無理やり飲み込んでいたわけではないので、出入りは自由だ。
「よしっ、俺がジジイを叩きのめしてやる。かかってこい!!」
カーバンクルはピョンピョンと “やんのかステップ” をしながらグリファスへと威嚇する。
まだ仔どものカーバンクルからジジイ呼ばわりされても心の広いグリファスは怒らない。逆に微笑ましいという表情だ。
(そうかぁ、そりゃあ良かったなぁ(棒))
「凄いねぇ、偉いねぇ(棒)」
スーとちょうちょは、またも親戚のおじさんになっている。
「愛らしい。愛いではないか」
クライブが相好を崩している。カーバンクルに対しては、いつも崩しているが。
「まあ、フェネックちゃん、元気になったのねぇ」
いつの間にかトイレから戻って来ていたティナが、飛び跳ねるフェネックへと笑顔を向けている。
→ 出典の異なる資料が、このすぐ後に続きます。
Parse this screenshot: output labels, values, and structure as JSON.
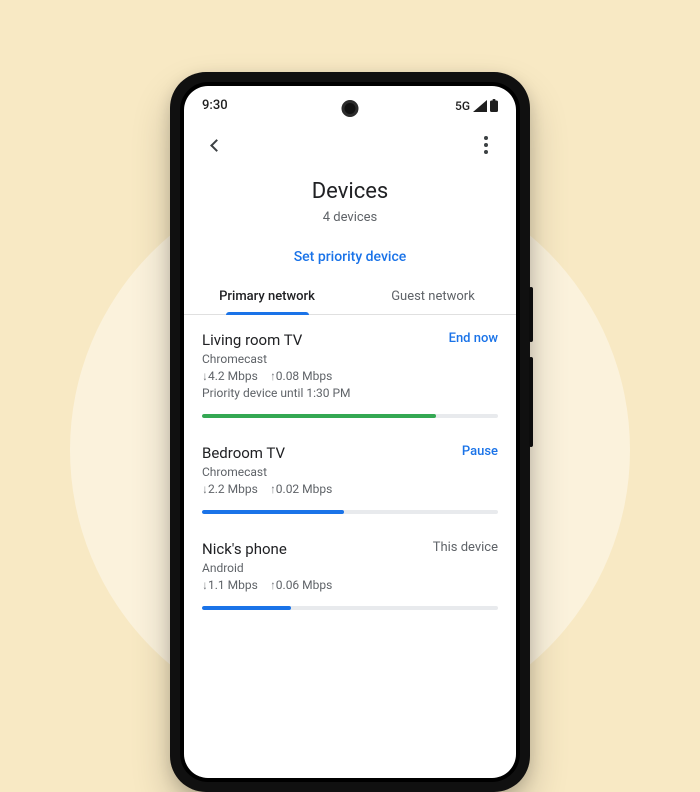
{
  "statusbar": {
    "time": "9:30",
    "signal": "5G"
  },
  "page": {
    "title": "Devices",
    "subtitle": "4 devices",
    "priority_link": "Set priority device"
  },
  "tabs": {
    "primary": "Primary network",
    "guest": "Guest network"
  },
  "devices": [
    {
      "name": "Living room TV",
      "type": "Chromecast",
      "down": "4.2 Mbps",
      "up": "0.08 Mbps",
      "priority_note": "Priority device until 1:30 PM",
      "action": "End now",
      "action_dim": false,
      "bar_pct": "79%",
      "bar_color": "green"
    },
    {
      "name": "Bedroom TV",
      "type": "Chromecast",
      "down": "2.2 Mbps",
      "up": "0.02 Mbps",
      "priority_note": "",
      "action": "Pause",
      "action_dim": false,
      "bar_pct": "48%",
      "bar_color": "blue"
    },
    {
      "name": "Nick's phone",
      "type": "Android",
      "down": "1.1 Mbps",
      "up": "0.06 Mbps",
      "priority_note": "",
      "action": "This device",
      "action_dim": true,
      "bar_pct": "30%",
      "bar_color": "blue"
    }
  ]
}
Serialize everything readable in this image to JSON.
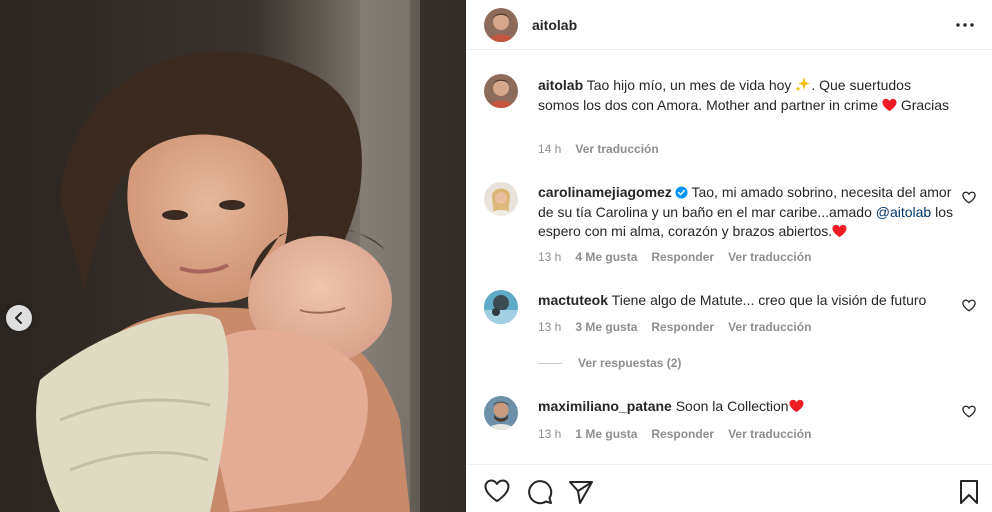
{
  "post": {
    "author": "aitolab"
  },
  "caption": {
    "username": "aitolab",
    "text_1": "Tao hijo mío, un mes de vida hoy ",
    "text_2": ". Que suertudos somos los dos con Amora. Mother and partner in crime ",
    "text_3": " Gracias",
    "time": "14 h",
    "translate": "Ver traducción"
  },
  "comments": [
    {
      "username": "carolinamejiagomez",
      "text_1": "Tao, mi amado sobrino, necesita del amor de su tía Carolina y un baño en el mar caribe...amado ",
      "mention": "@aitolab",
      "text_2": " los espero con mi alma, corazón y brazos abiertos.",
      "time": "13 h",
      "likes": "4 Me gusta",
      "reply": "Responder",
      "translate": "Ver traducción"
    },
    {
      "username": "mactuteok",
      "text_1": "Tiene algo de Matute... creo que la visión de futuro",
      "time": "13 h",
      "likes": "3 Me gusta",
      "reply": "Responder",
      "translate": "Ver traducción",
      "view_replies": "Ver respuestas (2)"
    },
    {
      "username": "maximiliano_patane",
      "text_1": "Soon la Collection",
      "time": "13 h",
      "likes": "1 Me gusta",
      "reply": "Responder",
      "translate": "Ver traducción"
    }
  ],
  "icons": {
    "prev": "chevron-left-icon",
    "more": "more-horizontal-icon",
    "like": "heart-outline-icon",
    "comment": "comment-icon",
    "share": "paper-plane-icon",
    "save": "bookmark-icon",
    "sparkle": "sparkles-icon",
    "heart": "red-heart-icon",
    "verified": "verified-badge-icon"
  },
  "colors": {
    "text": "#262626",
    "secondary": "#8e8e8e",
    "link": "#00376b",
    "verified": "#0095f6",
    "heart": "#ed1c24"
  }
}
(まさかっ、俺がカーバンクルを飲み込んでいたのを見られた!?)
スーは固まる。
愛されペットを目指しているスーは、あるまじき姿な自分を見られるわけにはいかない。
おずおずとティナへと視線を向ける。
「待たせてごめんなさいね」
ティナはスーの心配に気づいていないのか、屈んで撫でてくれる。
見られてはいなかったようだ。スーはホッと胸を撫で下ろす。スライムのどこが胸なのかを、ちょうちょだけがわかっていた。
少し伸びをしてティナの手に、もっと撫でろと言わんばかりに身体を押し付ける。
「試験を続ける。ティナ、ステージへ」
「え!?」
ティナはトイレに行っていたから最終試験が始まっていたのを知らない。
ハロルドから呼ばれ、戸惑ってしまう。
ステージの上には鷲さんがいる。
鷲さんと何かをするの? だが何をすればいいのだろうか?
ティナは頭を捻る。
「スー、ちょうちょ、早くステージに来るがよい」
グリファスはやる気満々だ。
神獣を相手にスーとちょうちょの模擬戦が始まろうとしていた。